I will never forget the simple words I overheard my best friend tell her young son one day. We were having a phone conversation when her little boy came up to her, flustered and frantically attempting to talk to her. I waited on my end of the line while my friend turned her attention to her son and said, “Choose your words. What are you trying to say?” That straightforward phrase has stuck with me ever since.
The reason an expression that seems as ordinary as “choose your words” has had such a profound impact on my life is that it allows me to remember the power of speech. Sometimes we stumble with what we are trying to say because we are being too careful and cannot find the right phrases, or we say things we do not mean because we are not cautious enough. This is why carefully choosing our words is really important, especially since they influence many aspects of our life.

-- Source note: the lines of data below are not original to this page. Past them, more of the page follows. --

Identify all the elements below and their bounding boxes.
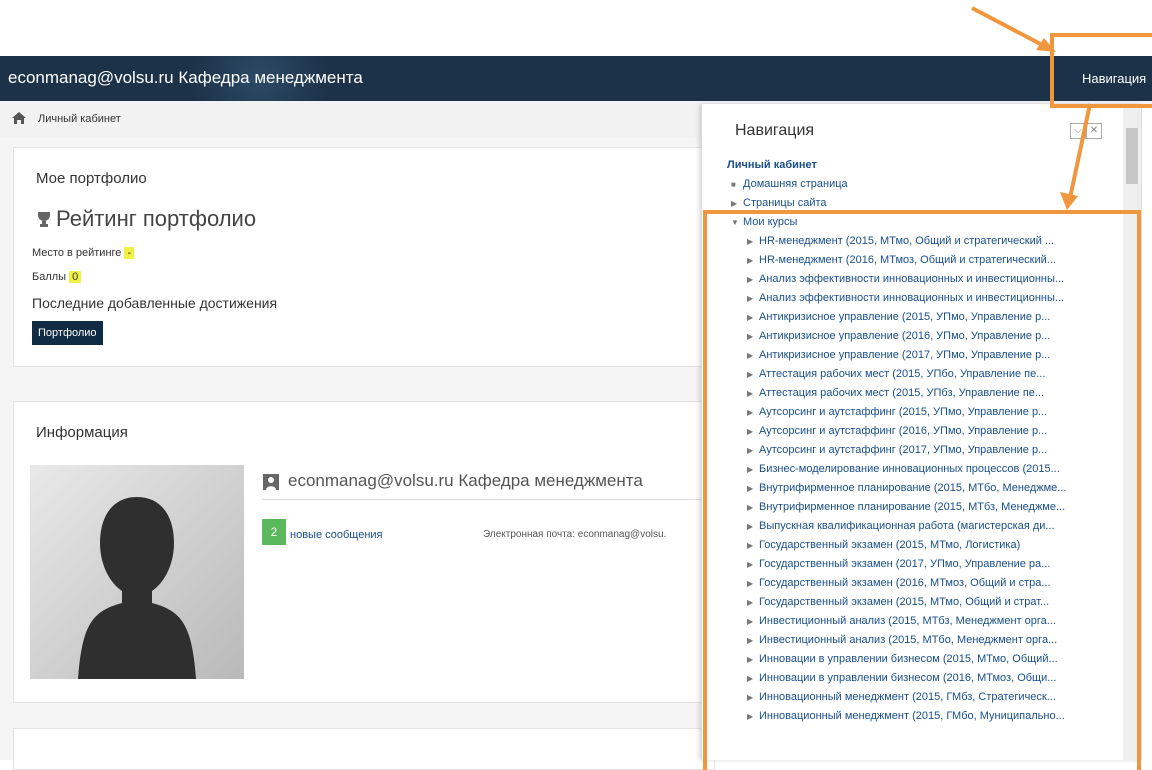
- annotation-box-courses: [703, 210, 1141, 770]
- annotation-arrow-top: [971, 6, 1049, 50]
- annotation-arrowhead-middle: [1060, 192, 1078, 210]
- annotation-arrow-middle: [1068, 103, 1092, 199]
- annotation-box-nav-link: [1050, 33, 1152, 108]
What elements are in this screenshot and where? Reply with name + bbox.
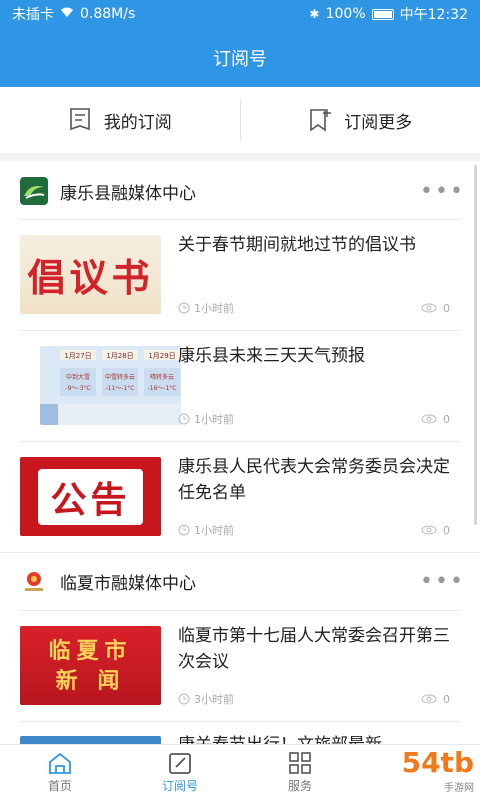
nav-services[interactable]: 服务 bbox=[240, 745, 360, 800]
thumbnail-text: 新 闻 bbox=[55, 667, 126, 694]
bookmark-add-icon bbox=[310, 109, 332, 132]
nav-home[interactable]: 首页 bbox=[0, 745, 120, 800]
my-subscriptions-label: 我的订阅 bbox=[103, 112, 172, 133]
weather-condition: 中雪转多云 bbox=[105, 373, 135, 381]
news-thumbnail: 公告 bbox=[20, 457, 161, 536]
channel-header[interactable]: 临夏市融媒体中心 ••• bbox=[0, 553, 480, 609]
watermark-sub: 手游网 bbox=[444, 783, 474, 794]
news-views: 0 bbox=[443, 523, 450, 537]
news-item[interactable]: 康关春节出行！文旅部最新 bbox=[0, 722, 480, 744]
subscribe-bar: 我的订阅 订阅更多 bbox=[0, 87, 480, 161]
thumbnail-text: 公告 bbox=[38, 468, 143, 525]
clock-icon bbox=[178, 302, 190, 314]
news-time: 1小时前 bbox=[194, 413, 234, 426]
home-icon bbox=[49, 752, 71, 774]
battery-icon bbox=[371, 8, 394, 20]
clock: 中午12:32 bbox=[399, 7, 468, 23]
thumbnail-text: 临夏市 bbox=[48, 637, 133, 664]
page-title: 订阅号 bbox=[213, 48, 267, 70]
news-title: 康乐县人民代表大会常务委员会决定任免名单 bbox=[178, 457, 450, 503]
news-meta: 1小时前 0 bbox=[178, 299, 450, 317]
eye-icon bbox=[421, 414, 437, 424]
edit-icon bbox=[169, 753, 191, 774]
watermark-main: 54tb bbox=[401, 746, 474, 779]
news-time: 1小时前 bbox=[194, 302, 234, 315]
news-meta: 1小时前 0 bbox=[178, 521, 450, 539]
thumbnail-text: 倡议书 bbox=[27, 255, 154, 300]
wifi-icon bbox=[60, 6, 74, 22]
news-time: 3小时前 bbox=[194, 693, 234, 706]
carrier-text: 未插卡 bbox=[12, 7, 54, 23]
weather-temp: -11～-1°C bbox=[106, 385, 135, 392]
news-views: 0 bbox=[443, 412, 450, 426]
battery-percent: 100% bbox=[325, 6, 366, 22]
clock-icon bbox=[178, 524, 190, 536]
bluetooth-icon: ✱ bbox=[309, 7, 320, 21]
news-meta: 1小时前 0 bbox=[178, 410, 450, 428]
my-subscriptions-button[interactable]: 我的订阅 bbox=[0, 87, 240, 153]
weather-temp: -16～-1°C bbox=[148, 385, 177, 392]
channel-header[interactable]: 康乐县融媒体中心 ••• bbox=[0, 163, 480, 219]
weather-date: 1月28日 bbox=[106, 352, 133, 360]
weather-forecast-image: 1月27日 1月28日 1月29日 中到大雪 中雪转多云 晴转多云 -9～-3°… bbox=[40, 346, 181, 425]
channel-logo bbox=[20, 177, 48, 205]
more-icon[interactable]: ••• bbox=[420, 179, 463, 204]
clock-icon bbox=[178, 413, 190, 425]
eye-icon bbox=[421, 525, 437, 535]
status-bar: 未插卡 0.88M/s ✱ 100% 中午12:32 bbox=[0, 0, 480, 28]
eye-icon bbox=[421, 303, 437, 313]
news-thumbnail bbox=[20, 736, 161, 744]
more-icon[interactable]: ••• bbox=[420, 569, 463, 594]
subscribe-more-button[interactable]: 订阅更多 bbox=[241, 87, 480, 153]
clock-icon bbox=[178, 693, 190, 705]
news-title: 康乐县未来三天天气预报 bbox=[178, 346, 365, 366]
eye-icon bbox=[421, 694, 437, 704]
list-icon bbox=[69, 108, 90, 131]
app-header: 订阅号 bbox=[0, 28, 480, 87]
nav-subscriptions[interactable]: 订阅号 bbox=[120, 745, 240, 800]
news-item[interactable]: 公告 康乐县人民代表大会常务委员会决定任免名单 1小时前 0 bbox=[0, 442, 480, 552]
scrollbar[interactable] bbox=[474, 165, 477, 525]
news-title: 康关春节出行！文旅部最新 bbox=[178, 732, 463, 744]
news-views: 0 bbox=[443, 692, 450, 706]
news-item[interactable]: 1月27日 1月28日 1月29日 中到大雪 中雪转多云 晴转多云 -9～-3°… bbox=[0, 331, 480, 441]
watermark: 54tb 手游网 bbox=[402, 746, 474, 794]
news-thumbnail: 临夏市 新 闻 bbox=[20, 626, 161, 705]
news-item[interactable]: 临夏市 新 闻 临夏市第十七届人大常委会召开第三次会议 3小时前 0 bbox=[0, 611, 480, 721]
channel-name: 康乐县融媒体中心 bbox=[60, 183, 196, 204]
channel-logo bbox=[20, 567, 48, 595]
news-time: 1小时前 bbox=[194, 524, 234, 537]
weather-date: 1月29日 bbox=[148, 352, 175, 360]
news-item[interactable]: 倡议书 关于春节期间就地过节的倡议书 1小时前 0 bbox=[0, 220, 480, 330]
weather-temp: -9～-3°C bbox=[65, 385, 90, 392]
channel-name: 临夏市融媒体中心 bbox=[60, 573, 196, 594]
news-meta: 3小时前 0 bbox=[178, 690, 450, 708]
weather-date: 1月27日 bbox=[64, 352, 91, 360]
news-views: 0 bbox=[443, 301, 450, 315]
news-thumbnail: 1月27日 1月28日 1月29日 中到大雪 中雪转多云 晴转多云 -9～-3°… bbox=[40, 346, 181, 425]
news-title: 关于春节期间就地过节的倡议书 bbox=[178, 235, 416, 255]
news-thumbnail: 倡议书 bbox=[20, 235, 161, 314]
nav-label: 订阅号 bbox=[161, 779, 198, 793]
weather-condition: 晴转多云 bbox=[150, 373, 174, 381]
nav-label: 首页 bbox=[47, 779, 72, 793]
nav-label: 服务 bbox=[287, 779, 312, 793]
network-speed: 0.88M/s bbox=[80, 6, 136, 22]
grid-icon bbox=[289, 752, 311, 774]
subscribe-more-label: 订阅更多 bbox=[344, 112, 413, 133]
news-title: 临夏市第十七届人大常委会召开第三次会议 bbox=[178, 626, 450, 672]
weather-condition: 中到大雪 bbox=[66, 373, 90, 381]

Talking to your boss vs. your family
Here’s a situation where your expressions and tonality might change because of the environment you are in and the person you are talking to. The key is to know your audience. If I am speaking to my sister who I know is a more emotional and dramatic person, I choose my words intentionally with her. I am more sensitive and I speak in a lower tone so she knows I am being empathetic and I can get my point across. However, if I am having a conversation with my boss or co-worker, I keep in mind that I am not as familiar with their communication style as I am with my family. I am more polite, careful and structured when I speak. When you know your audience like the back of your hand, you are conscious of their triggers and how they might react. You can do a vocal dance with your words to convey them in a way that will impact the person the most. But when your conversation partner is more of a stranger, the dance will probably not be a fast-paced, hard-hitting salsa but more of a gentle waltz.
The words you tell yourself are the most important ones you will ever say
You are the main character in your life, so you have to speak to yourself in a way that is beneficial. The mind and body believe what they are told, which is why your words can have a positive or negative impact. If you wake up in the morning and immediately say, “Ugh, I’m tired.” then your whole being decides it is sleepy and unmotivated. Or if you say,
“I’m so busy I don’t have time to eat or sleep.” then you are declaring this is your truth and you begin to feel anxious. Making small changes in how you speak to yourself can transform your mindset and leave you feeling more confident. Replace “If I ever meet the one.” with “When I meet the one.” This is hopeful rather than discouraging. You can coach yourself to have more positive energy before a date or a presentation by saying “I’m so excited!” The words you choose to tell yourself can influence your day and, over time, making these changes in self-talk will create healthier habits for your soul.
Always speak from the heart
The good news about words is that they do not stain or last forever. You have the opportunity to rewrite what you say. However, what you speak should always come from the heart. Surface level statements like “Good job.” from your boss or “You’re the best.” from a friend does not leave as much of an impression as truly heartfelt phrases. If you speak with emotion and the right tonality, it will really resonate. People are smart and can tell when something is genuine or superficial. Understanding that your expressions have power and can make another person’s life better is motivation for speaking with purpose and meaning.
Choosing your words can go a long way and it is something I remind myself to do every day. This three-word phrase carries a lot of weight and you can use it to your advantage. Remember to speak with your audience in mind, be uplifting and make meaningful statements. By choosing words with specific intention your life and relationships will be transformed.